Buying a used car privately - what to look out for | Blog

Published by Fresh on March 17, 2017
Buying a used car privately - what to look out for

There are so many places you can buy a used car these days. You can choose from Autotrader, Gumtree or even the AA - but there's always the draw that buying private can almost always be much cheaper. With this, however, comes with a range of issues and pitfalls that can lead to scams, cons and overall exploitation of new buyers that you need to be careful of. Here’s the 5 things you HAVE to make sure to check when buying a used car from a private vendor.

1. Always ask for documentation    

When you’ve found a car that you like, is in your price range and most importantly you can get insured on easily - you want to make sure that it isn’t being sold illegally, unethically or in bad condition. The key document to ask for is the vehicle's ‘V5C’, which identifies the car’s registered keeper and it’s key information (which you can check against a range of government databases) which if it is different from the person who is selling you the car - then some questions need to be asked. You should also make sure that you are provided with an adequate service history and MOT certificates and if anything looks fishy, ask questions or walk away.


2. Look out for ‘cut-and-shut’, cloning or clocking scams.

On the bigger dealer websites, these are much more rare due to the checks that sellers need to go through - but you always need to be wary. Clocking involves rolling the car’s odometer back to show less mileage than it’s actually done - even a few thousand miles less can increase the car’s value massively, cloning takes the identity of another car of the same make and model by using fake, or stolen number plates to avoid the sketchy past of the actual car and ‘cut-and-shut’ scams involve welding two scrapped vehicles together to pass off as one of the originals - trust us, it can be harder to spot than it sounds. If anything seems fishy in any of these categories, it’s better left well alone - if you buy a car that’s victim of any of these, you can lose it and the money you paid for it.

3. Make sure you check for any outstanding finances

While you may be able to buy it straight up in cash, there’s no guarantee that a private seller has been able to. With more and more cars being bought on finance than ever before, it’s always good to check that the owner of the car who’s selling to you, actually owns the car. If you suspect something is amiss, always ask for proof of ownership, and if they’re unwilling to disclose, that usually means your suspicions were correct. You can, however, get a comprehensive vehicle check from the AA for just under £20 - which is far better than shelling out for an unfulfilled car only to have it seized by the original dealership and ending up at square one.

4. Make sure you go through the full test-drive checklist


You can buy the most legal car in the world, and it’s service history can be as clear as day in front of you - but if that car doesn’t drive well, or something is quite clearly wrong with it, you’ll be glad you noticed it on a test drive rather than on the M25. There’s a big, long checklist that lists all the things you’ll need to take into account, including making sure the car doesn’t veer when steering or braking, the clutch is smooth and you can pull away easily and that all of the doors and boot open and close easily. When you’re buying privately - you need to check that all of these are tested.
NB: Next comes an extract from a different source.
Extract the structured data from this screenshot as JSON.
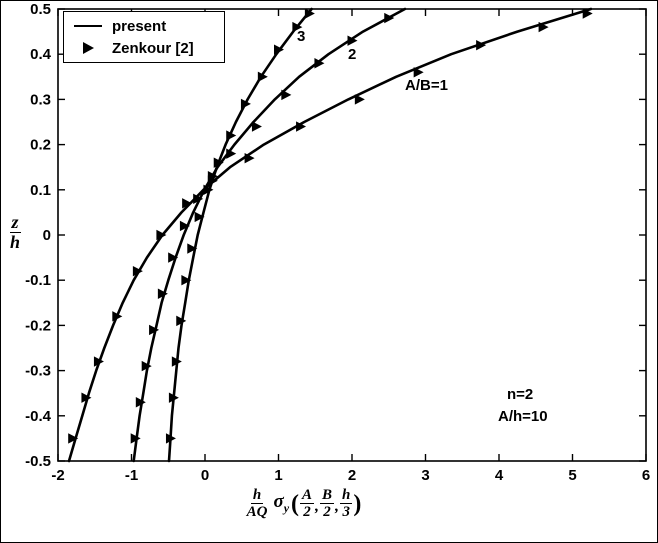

5. Make sure you are protecting your money

Even if everything seems okay and you’re coming close to finalising the deal - you can never be too careful when it comes to making sure your money is safe. If you happen to be able to pay for your car in cash, always make sure you pay at the owner's address and never arrange or accept a meeting anywhere else - more often than not, they will be hiding something. If you’re paying by debit or credit card, make sure to check if your bank offer a ‘chargeback’ scheme under section 75 (where you can claim back money for undelivered, faulty or unfaithful goods) to protect your payments - you can never be too careful.